# Audi's 3.0 TDI engine (A5) opinions



## steamcake (Jan 22, 2012)

Hiya im just after a few opinions and knowledge on Audi's 3.0 tdi engine as fitted to loads of their models since 2006 (i think). I sold my very nice TT mk1 this morning which Ive had for 2 years, it had been to awesome gti for a remap so was around 265bhp. My initial plans were to buy something like a golf/A3 a couple of years old but after driving a couple I really didn't like the lack of power I'm used to and the general 'awesomeness' of the TT haha. My new plan is the Audi A5 3.0 tdi which I figure is as close as I am going to get to the TT power and road presence whilst maintaining semi decent mpg and having useable rear seats! My budget lands me on all the ex company A5's that have come out of lease in the last year or so, so 08/09 plate A5's with 80,000 ish miles on. Im being extremely picky wanting things like B&O stereo, the Y alloys etc and Ive found a gorgeous one within my budget Im going to see tuesday. Looking on the internet the 3.0 tdi engine seems pretty bombproof which is why I am not too concerned about the mileage, especially as all its probably done is sat on a motorway for the last 4 years! Just after any knowledge anyone has or opinions to anything I need to look for when viewing this one on tuesday! It has full audi service history which is a bonus, and everything I want! Reliability of them OK, I cant find any reports of known faults? I was going to go for a 320D until I read horror stories about the timing chain issue they have so am hoping for good news from you guys but any info much appreciated! Cheers!


----------



## Kell (May 28, 2002)

We've had our 3.0TDi A6 Le Mans for just over a year now and it's noticeably quicker than our old BMW 530d - though that's not a fair comparison as the Audi has 240PS and our BMW had 218PS.

They remap well and most will easliy see 200k with no problems. From what I can gather, change the oil every 10k and you're laughing.

Compare that to our old BM which we got shot of at 112,000 miles as so much had gone wrong with the car that I was convinced ours would also be one of the ones to fall foul of the dreaded swirl flaps.

This thread is worth a read if you havne't already seen it:

http://www.pistonheads.com/GASSING/topi ... di+engines


----------



## Hilly10 (Feb 4, 2004)

Faultless bit of kit. I had my A5 for three years never skipped a beat.

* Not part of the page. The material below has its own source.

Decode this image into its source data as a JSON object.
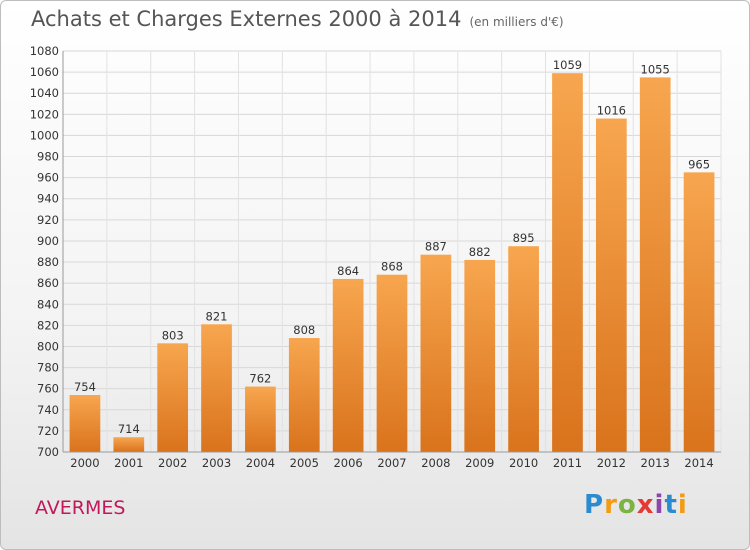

We used to tour France in it, one time I had to drive from Spanish side of the Pyrenees all the way home 1100 miles in 21 hrs set the cruise at 80 and it still returned 48 mpg.


----------



## J•RED (Feb 10, 2013)

This is good to know, I'm toying with the idea of the A6 3.0tdi SLine 

Sent from AutoGuide.com Free App


----------



## steamcake (Jan 22, 2012)

Thanks forthe replies 

I went and bought an A5 3.0 tdi quattro sport yesterday from wales. 3 hour drive back at 85 cruise returned 48.3mpg including a bit of heavy fooing either end of the motorway run! Bought it with 80k on and feels brand new. When i thrned up the guy hadnt started the car for 6 weeks and the management light was on to which he offered to fix it then and there so we went to the audi garage. Manifold flap 2? The engineer told us he couldnt fit us in until the day after and but it was probably just a carbon build up on a butterfly type flap? and so the guy knocked off another £500  rich [email protected] had a gallardo parked on his drive so dont think he was too bothered!

Cars brilliant except for that, anyone heard of that before?


----------



## Hilly10 (Feb 4, 2004)

Great Car. Enjoy. It was the best cruiser I ever had.


----------



## actionman37 (May 13, 2012)

my mate & his brother have both got remapped B6 A4 3.0 TDi's & they both love them. Both of them previously had B5 2.5 TDi's & much prefer the 3.0.

Cruise control was also very easy to add to my mates B6. His steering wheel module had the option already in it for cruise so was just a case of buying a stalk, fitting it then coding the ECU & steering module to tell it that it now has cruise. Only cost him £80 for me to do it for him including the stalk


----------